I know I love it: Cecily von Ziegesar’s Gossip Girl

A Blair Favourite

“Literature” is a big word. One that is usually used to refer to works such as Hamlet or Keats’s poems. One that you wouldn’t necessarily apply to Cecily von Ziegesar’s series Gossip Girl. But how do we judge what is literature and what is not? Or more precisely what is “good” and what is “bad” literature? We all seem to be able to distinguish between these two kinds of literature, and yet our judgment is not based on the enjoyment derived from reading the book. I personally disagree with this view and think that when it comes to literature (and art in general for that matter) enjoyment is everything. I am speaking of real active pleasure here, not the passive sort where you would enjoy anything and everything because you’re half asleep and your brain doesn’t get enough oxygen to feel alive. And I, for one, actively enjoy reading Gossip Girl.

The attraction I have for this series of novels has several sources. First, there is the story in itself, of course. It’s totally superficial in appearance, focusing on the life of beautiful rich kids going to school, partying and sleeping (sometimes with each other) in New York City. For those who are not well acquainted with it, this apparently shallow lifestyle is attractive in itself. Indeed, even though this world is hugely glamorised in the books it still holds, like everything different and new, the thrill of the discovery of the unknown. In my opinion the superficiality is undermined by the fact that the work says something about today’s youth. We do care about our appearance, about how the outside world – and especially our friends – perceives us and about being successful. Do we not? I do not want to suggest that today’s youth is utterly superficial and shallow, but I think it is honest to recognise that we are, to a certain extent, concerned with all these things.

Gossip Girl is very much anchored in its (our) time. The constant naming of brands, for example, can be tiring but it sets the novels in today’s world where people wear Marc Jacob’s clothes and shower with L’Occitane beauty products. Well … certain people at least. Similarly, the texts, e-mails and IM weaved into the narrative mirror the way people communicate today. In that sense, the novels are very modern and I feel that this modernity contributes to the enjoyment one has/may have reading it. It can be nice to be immerged in a very different world, with Jane Austen for example, but it is also enjoyable to recognise one’s traditions and habits in a work.

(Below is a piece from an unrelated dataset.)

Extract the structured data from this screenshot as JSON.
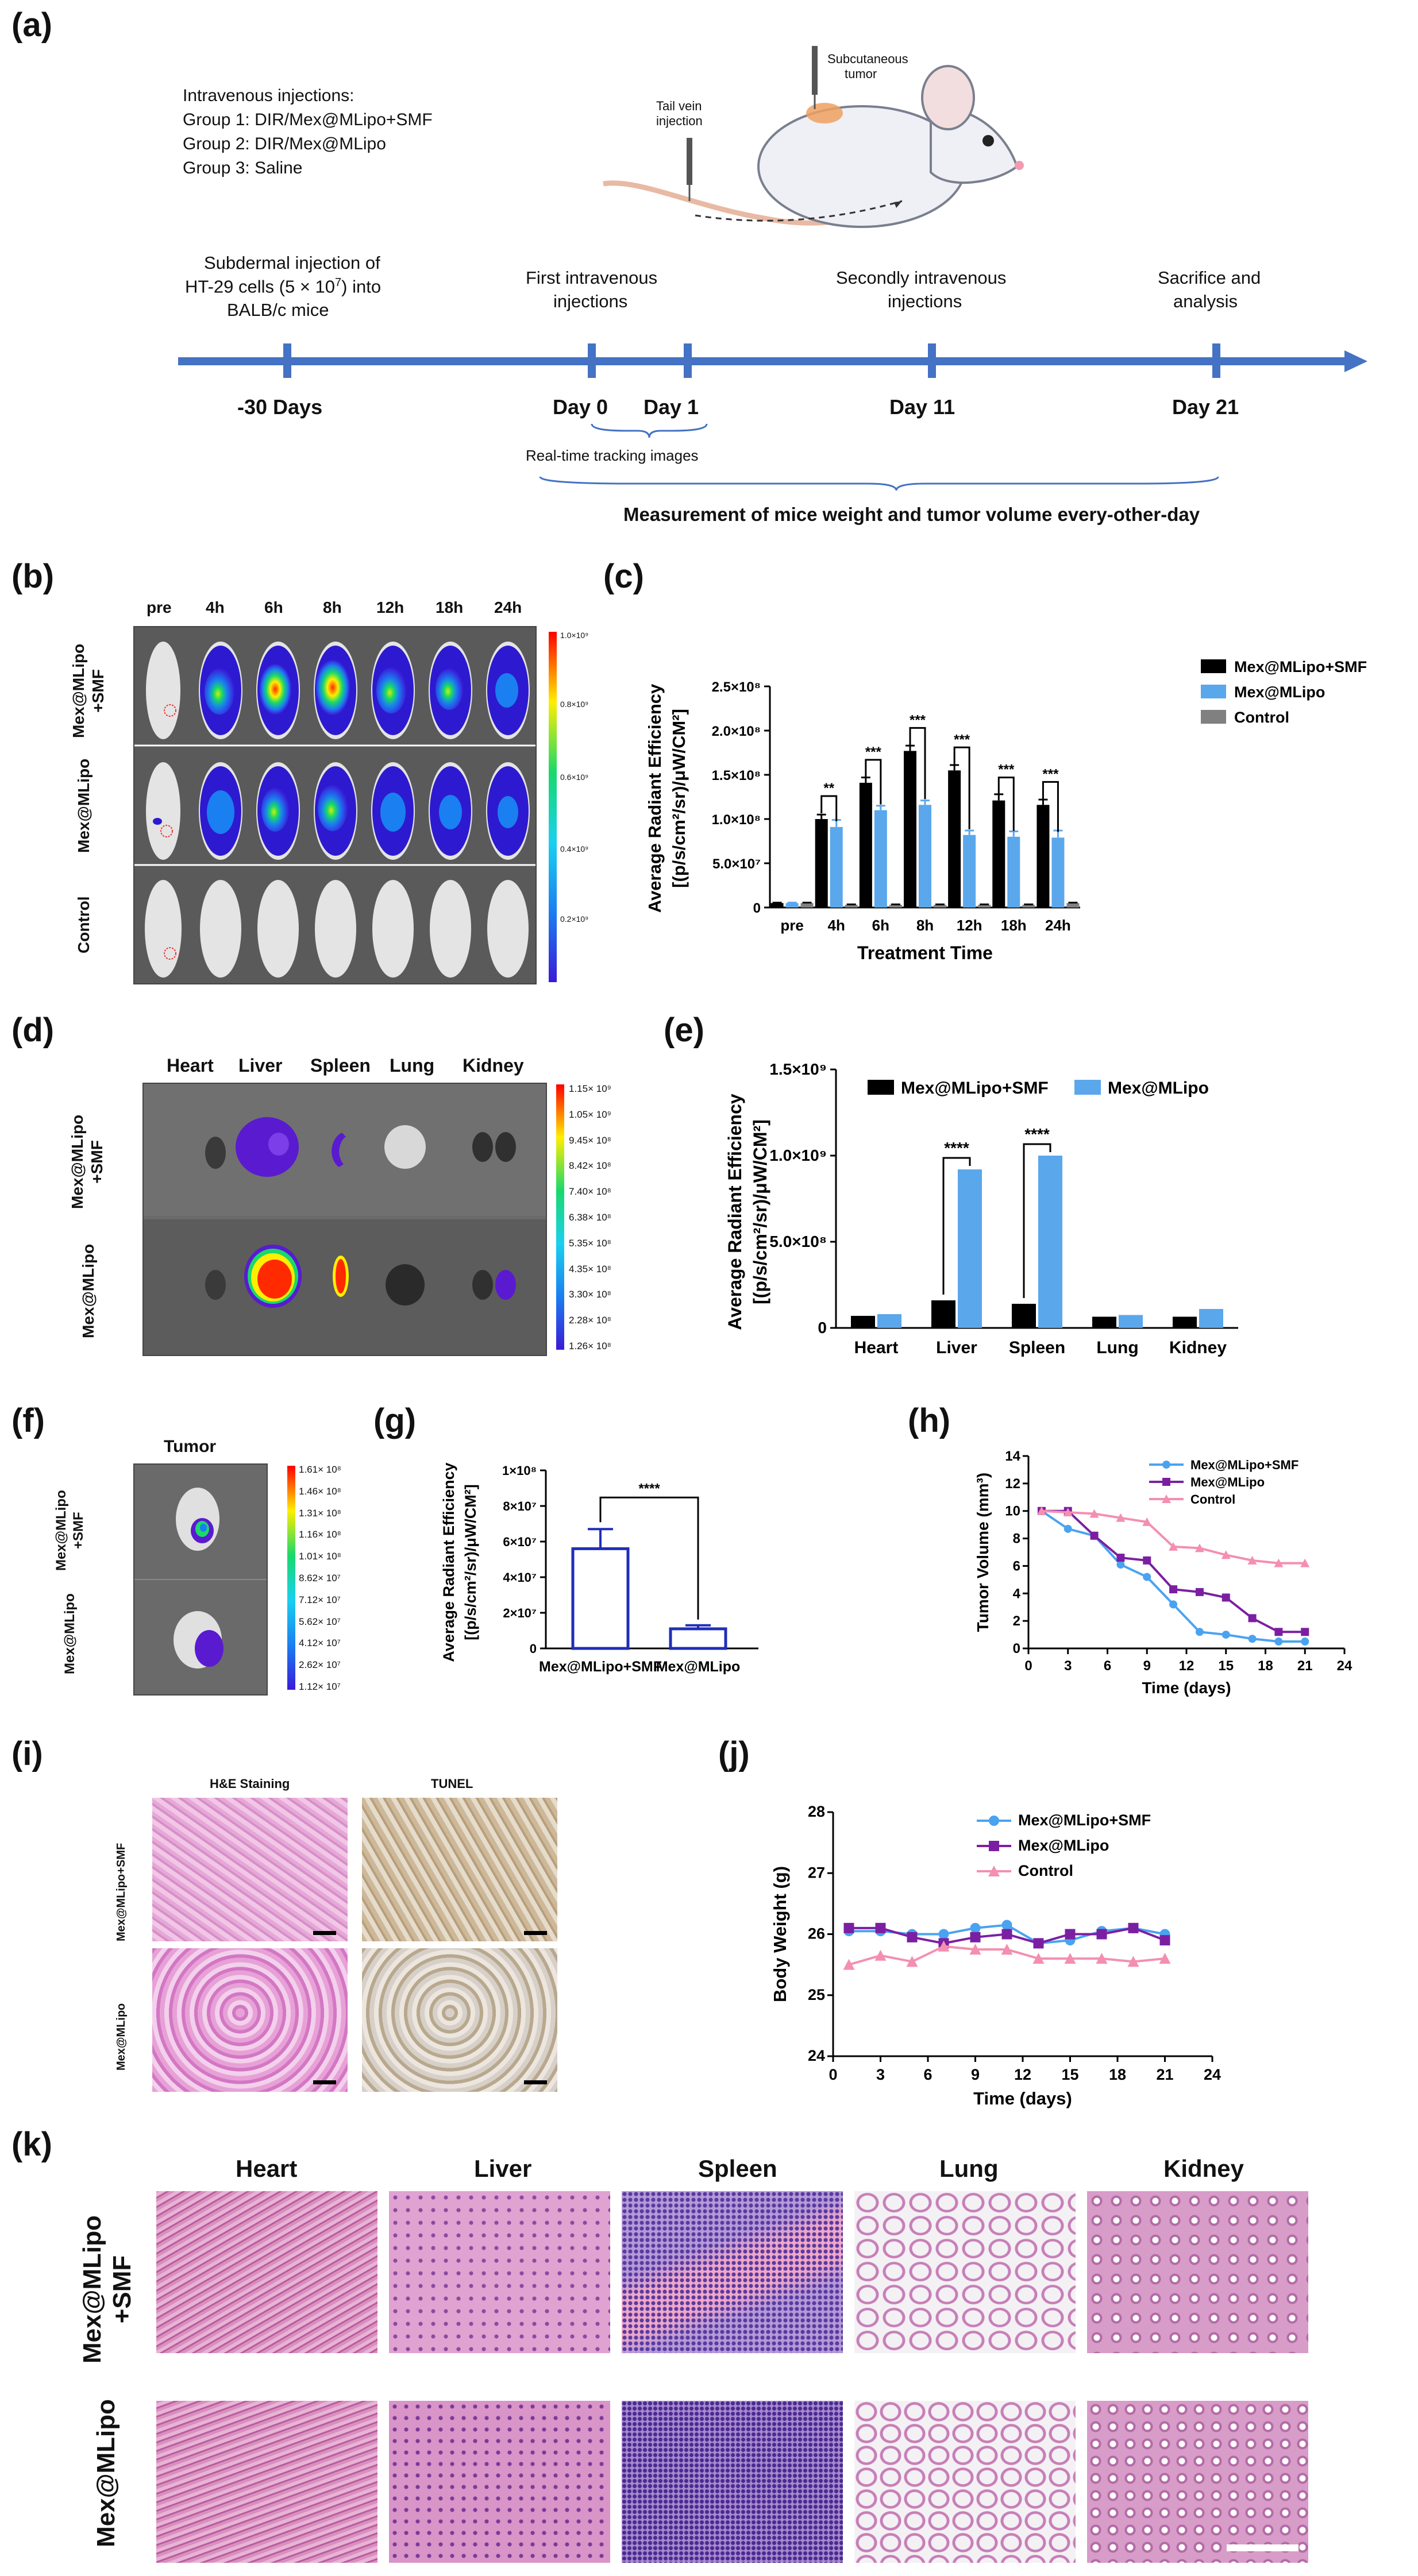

Cecily von Ziegesar’s tone is usually hugely ironic and she plays with the traditional codes of the novel. For example Dan is your typical wretched poet – he is thin, drinks lots of coffee, chain-smokes and writes dark poetry – but the very fact that he works on his image and takes it seriously undermines it for it shows that it is a construct. Moreover, he is always slightly ridiculed. At some point for example one of his poem portraying a beautiful girl as a pigeon is qualified as genius but the external narrator adds “or not” undermining the whole thing. The traditional type of the beautiful, blond heroine is also played with here. Serena is indeed gorgeous, charming and wild but, all in all, she is boring and described as having “a shorter attention span than that of a newborn puppy”. The author also plays with the codes of the fairy tales. Thus the lady from the bra shop Jenny visits becomes a sort of fairy godmother, supplying her with a bra capable of containing her gigantic breasts. Not exactly what one would dream for when granted with a fairy godmother. I do feel that Cecily von Ziegesar fully embraces our epoch but always portrays it with a certain distance and irony.

It can be said, and it would be true, that Gossip Girl is very stylized and glossy, somewhat analogous to Coppola’s Marie Antoinette in that respect. It’s not necessarily the most earth-shattering book, yet I still enjoy reading it, and I mean enjoy in an intellectual sense here not as in fulfilling an impulse. I believe that this enjoyment should be key when judging what is “good” and what is “bad” literature and that these categories aren’t set. They change from person to person and one person’s “bad” literature will be another one’s “good”. I’m sure many people won’t enjoy Gossip Girl but to be honest that is also true for Hamlet, it’s just that in the latter’s case people don’t say it.